Лейтенант раскрыл дверь в коридор. Онуфрий постоянно сидел там, молчаливо, или мурлыкая какую-нибудь песенку, или наигрывая на губной гармонике, которую он прикрывал согнутыми ладонями, чтобы заглушить звуки. Иногда он сидел на стуле, иногда прикорнув на пороге. Он мог бы демобилизоваться еще год назад. Но остался. Его деревня Бурдлаки была расположена поблизости. Когда лейтенант уезжал, он отправлялся туда. С собой он брал черешневую палку и белый в голубых цветах платок, который наполнял какими-то загадочными предметами, вешал узелок на палку, перекидывал ее через плечо, провожал лейтенанта на вокзал и, дожидаясь отхода поезда, замирал с рукой у козырька, даже если лейтенант и не смотрел в окно; после этого он начинал свое странствие в Бурдлаки по узкой, поросшей ивняком, тропинке между болотами — единственному безопасному пути в этих топях. Возвращался он, как раз чтобы успеть встретить Тротта. И снова усаживался у его двери, молчаливо, или же мурлыкая какую-нибудь песенку, или наигрывая на прикрытой ладонями гармонике. Итак, лейтенант раскрыл дверь в коридор.
— На этот раз тебе не придется идти в Бурдлаки. Я не уезжаю!
— Слушаюсь, господин лейтенант.
— Ты останешься здесь! — повторил Тротта; ему казалось, что Онуфрий не понял его. Но парень только повторил: "Слушаюсь!" И как бы в доказательство того, что понимает больше, чем ему говорят, пошел вниз и вернулся с бутылкой «девяностоградусной».

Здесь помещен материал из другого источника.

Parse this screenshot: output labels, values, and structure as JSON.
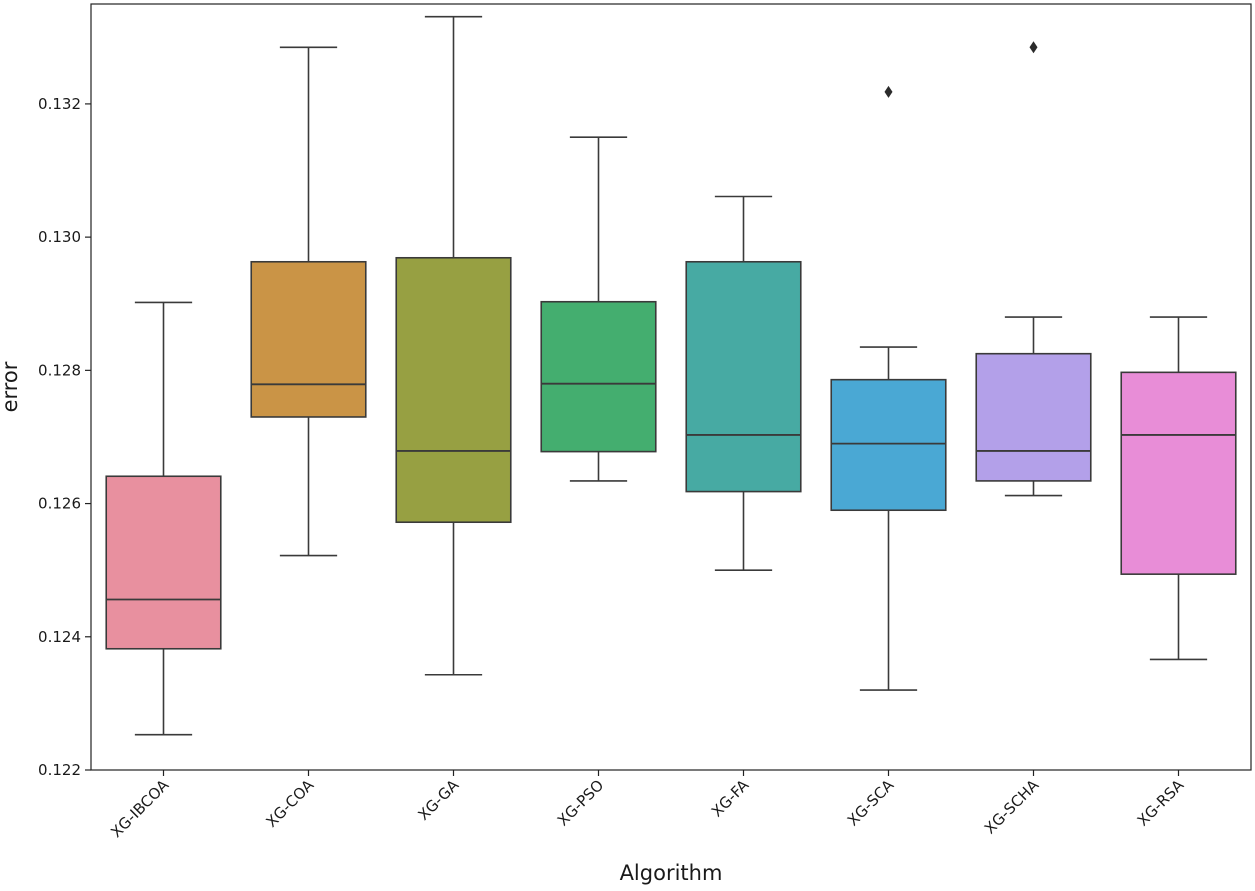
{
  "chart_data": {
    "type": "box",
    "title": "",
    "xlabel": "Algorithm",
    "ylabel": "error",
    "ylim": [
      0.122,
      0.1335
    ],
    "yticks": [
      0.122,
      0.124,
      0.126,
      0.128,
      0.13,
      0.132
    ],
    "ytick_labels": [
      "0.122",
      "0.124",
      "0.126",
      "0.128",
      "0.130",
      "0.132"
    ],
    "grid": false,
    "categories": [
      "XG-IBCOA",
      "XG-COA",
      "XG-GA",
      "XG-PSO",
      "XG-FA",
      "XG-SCA",
      "XG-SCHA",
      "XG-RSA"
    ],
    "boxes": [
      {
        "name": "XG-IBCOA",
        "whisker_low": 0.12253,
        "q1": 0.12382,
        "median": 0.12456,
        "q3": 0.12641,
        "whisker_high": 0.12902,
        "outliers": [],
        "color": "#e8909f"
      },
      {
        "name": "XG-COA",
        "whisker_low": 0.12522,
        "q1": 0.1273,
        "median": 0.12779,
        "q3": 0.12963,
        "whisker_high": 0.13285,
        "outliers": [],
        "color": "#ca9446"
      },
      {
        "name": "XG-GA",
        "whisker_low": 0.12343,
        "q1": 0.12572,
        "median": 0.12679,
        "q3": 0.12969,
        "whisker_high": 0.13331,
        "outliers": [],
        "color": "#97a042"
      },
      {
        "name": "XG-PSO",
        "whisker_low": 0.12634,
        "q1": 0.12678,
        "median": 0.1278,
        "q3": 0.12903,
        "whisker_high": 0.1315,
        "outliers": [],
        "color": "#44ae6f"
      },
      {
        "name": "XG-FA",
        "whisker_low": 0.125,
        "q1": 0.12618,
        "median": 0.12703,
        "q3": 0.12963,
        "whisker_high": 0.13061,
        "outliers": [],
        "color": "#47aaa3"
      },
      {
        "name": "XG-SCA",
        "whisker_low": 0.1232,
        "q1": 0.1259,
        "median": 0.1269,
        "q3": 0.12786,
        "whisker_high": 0.12835,
        "outliers": [
          0.13218
        ],
        "color": "#4aa8d4"
      },
      {
        "name": "XG-SCHA",
        "whisker_low": 0.12612,
        "q1": 0.12634,
        "median": 0.12679,
        "q3": 0.12825,
        "whisker_high": 0.1288,
        "outliers": [
          0.13285
        ],
        "color": "#b3a0e9"
      },
      {
        "name": "XG-RSA",
        "whisker_low": 0.12366,
        "q1": 0.12494,
        "median": 0.12703,
        "q3": 0.12797,
        "whisker_high": 0.1288,
        "outliers": [],
        "color": "#e88dd7"
      }
    ]
  }
}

Тротта выпил. Голая комната стала уютнее. Электрическая груша на плетеной проволоке, о которую бились ночные бабочки, раскачиваемая легким ветерком, отбрасывала на коричневый лак стола красивые пляшущие отблески. Мало-помалу разочарование Тротта превратилось в благотворную боль. Он как бы вступил в союз со своим горем. Все в мире было сегодня в высшей степени печально, и лейтенант был сосредоточием этого печального мира. Это для него сегодня так жалобно квакали лягушки, для него пели свою щемящую сердце песнь кузнечики. Из-за него весенняя ночь наполнилась мягкой, сладостной болью, из-за него так недосягаемо высоко стояли звезды на небе, и для него одного так напрасно и тоскливо мерцал их свет. Нескончаемая боль мира гармонировала с несчастием Тротта. Он страдал в полном единении со страдающей вселенной. Тротта открыл шкаф. Там висел его серый костюм, все, что осталось от свободного Тротта. Рядом поблескивала сабля Макса Деманта, почившего друга. В ящике, рядом с письмами покойной фрау Слама, лежал окаменевший корень, память от старого Жака. А на подоконнике валялись нераспечатанными три письма отца, который, может быть, уже тоже скончался. Ах! Лейтенант Тротта был не только печален и несчастлив, он был еще скверным, до мозга костей скверным человеком! Карл Йозеф возвратился к столу, налил себе стаканчик и залпом осушил его. В этот момент Онуфрий в коридоре у дверей заиграл новую песню на губкой гармонике, хорошо известную песню: "Наш государь…" Первые украинские слова песни — "Ой, наш царь-государь" — Тротта позабыл. Ему не удалось изучить язык этой страны. У него был не только скверный характер, но и усталая, бестолковая голова. Короче говоря: вся его жизнь была проиграна! Его сердце сжалось, слезы комком подкатили к горлу, вот-вот они выступят на глаза. И он выпил еще стаканчик, чтобы расчистить им путь. Наконец они полились из глаз. Он положил руки на стол, склонил на них голову и начал жалобно всхлипывать. Так он проплакал с четверть часа. Он не слышал, как Онуфрий прервал игру и как в его дверь постучали.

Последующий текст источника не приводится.